One complication concerning r_{cg} is that its defining equation is not generally solvable. If F and τ are not orthogonal, then there is no solution; the force of gravity does not have a resultant and cannot be replaced by a single force at any point. There are some important special cases where F and τ are guaranteed to be orthogonal, such as if all forces lie in a single plane or are aligned with a single point.

If the equation is solvable, there is another complication: its solutions are not unique. Instead, there are infinitely many solutions; the set of all solutions is known as the line of action of the force. This line is parallel to the weight F. In general, there is no way to choose a particular point as the unique center of gravity. A single point may still be chosen in some special cases, such as if the gravitational field is parallel or spherically symmetric. These cases are considered below.

===Parallel fields===
Some of the inhomogeneity in a gravitational field may be modeled by a variable but parallel field: g(r) = g(r)n, where n is some constant unit vector. Although a non-uniform gravitational field cannot be exactly parallel, this approximation can be valid if the body is sufficiently small. The center of gravity may then be defined as a certain weighted average of the locations of the particles composing the body. Whereas the center of mass averages over the mass of each particle, the center of gravity averages over the weight of each particle:

$\mathbf{r}_\mathrm{cg} = \frac{1}{W} \sum_i w_i \mathbf{r}_i,$

where w_{i} is the (scalar) weight of the ith particle and W is the (scalar) total weight of all the particles. This equation always has a unique solution, and in the parallel-field approximation, it is compatible with the torque requirement.

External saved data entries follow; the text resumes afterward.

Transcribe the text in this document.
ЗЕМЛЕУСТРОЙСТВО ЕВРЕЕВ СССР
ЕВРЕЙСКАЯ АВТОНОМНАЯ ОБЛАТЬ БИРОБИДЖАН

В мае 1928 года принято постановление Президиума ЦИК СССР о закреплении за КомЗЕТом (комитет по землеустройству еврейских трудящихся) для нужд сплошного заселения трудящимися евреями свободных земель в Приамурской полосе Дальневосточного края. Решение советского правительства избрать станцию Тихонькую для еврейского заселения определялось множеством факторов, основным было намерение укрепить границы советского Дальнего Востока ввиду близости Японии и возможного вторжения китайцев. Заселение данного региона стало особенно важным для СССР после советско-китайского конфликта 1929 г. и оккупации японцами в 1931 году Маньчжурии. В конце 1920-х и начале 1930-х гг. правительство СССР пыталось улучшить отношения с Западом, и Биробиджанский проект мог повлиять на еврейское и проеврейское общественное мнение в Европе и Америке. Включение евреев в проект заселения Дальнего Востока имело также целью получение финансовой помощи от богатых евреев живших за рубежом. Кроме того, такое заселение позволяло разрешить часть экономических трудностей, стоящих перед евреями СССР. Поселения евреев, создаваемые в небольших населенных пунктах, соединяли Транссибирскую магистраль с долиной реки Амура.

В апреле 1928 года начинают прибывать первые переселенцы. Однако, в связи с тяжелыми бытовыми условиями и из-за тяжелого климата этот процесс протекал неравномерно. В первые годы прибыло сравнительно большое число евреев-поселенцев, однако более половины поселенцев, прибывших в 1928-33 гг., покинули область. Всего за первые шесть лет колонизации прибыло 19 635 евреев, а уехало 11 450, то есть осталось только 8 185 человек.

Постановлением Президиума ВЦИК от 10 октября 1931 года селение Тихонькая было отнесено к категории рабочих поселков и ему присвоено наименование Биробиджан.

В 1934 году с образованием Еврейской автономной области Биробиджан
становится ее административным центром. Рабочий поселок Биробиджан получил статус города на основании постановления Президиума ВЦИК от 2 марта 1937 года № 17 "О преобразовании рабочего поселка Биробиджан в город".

A common illustration concerns the Moon in the field of the Earth. Using the weighted-average definition, the Moon has a center of gravity that is lower (closer to the Earth) than its center of mass, because its lower portion is more strongly influenced by the Earth's gravity. This eventually lead to the Moon always showing the same face, a phenomenon known as tidal locking.

===Spherically symmetric fields===
If the external gravitational field is spherically symmetric, then it is equivalent to the field of a point mass M at the center of symmetry r. In this case, the center of gravity can be defined as the point at which the total force on the body is given by Newton's Law:

$\frac {GmM (\mathbf{r}_\mathrm{cg} - \mathbf{r})} {|\mathbf{r}_\mathrm{cg} - \mathbf{r}|^3} = \mathbf{F},$

where G is the gravitational constant and m is the mass of the body. As long as the total force is nonzero, this equation has a unique solution, and it satisfies the torque requirement. A convenient feature of this definition is that if the body is itself spherically symmetric, then r_{cg} lies at its center of mass. In general, as the distance between r and the body increases, the center of gravity approaches the center of mass.

Another way to view this definition is to consider the gravitational field of the body; then r_{cg} is the apparent source of gravitational attraction for an observer located at r. For this reason, r_{cg} is sometimes referred to as the center of gravity of M relative to the point r.

===Usage===
The centers of gravity defined above are not fixed points on the body; rather, they change as the position and orientation of the body changes. This characteristic makes the center of gravity difficult to work with, so the concept has little practical use.

When it is necessary to consider a gravitational torque, it is easier to represent gravity as a force acting at the center of mass, plus an orientation-dependent couple. The latter is best approached by treating the gravitational potential as a field.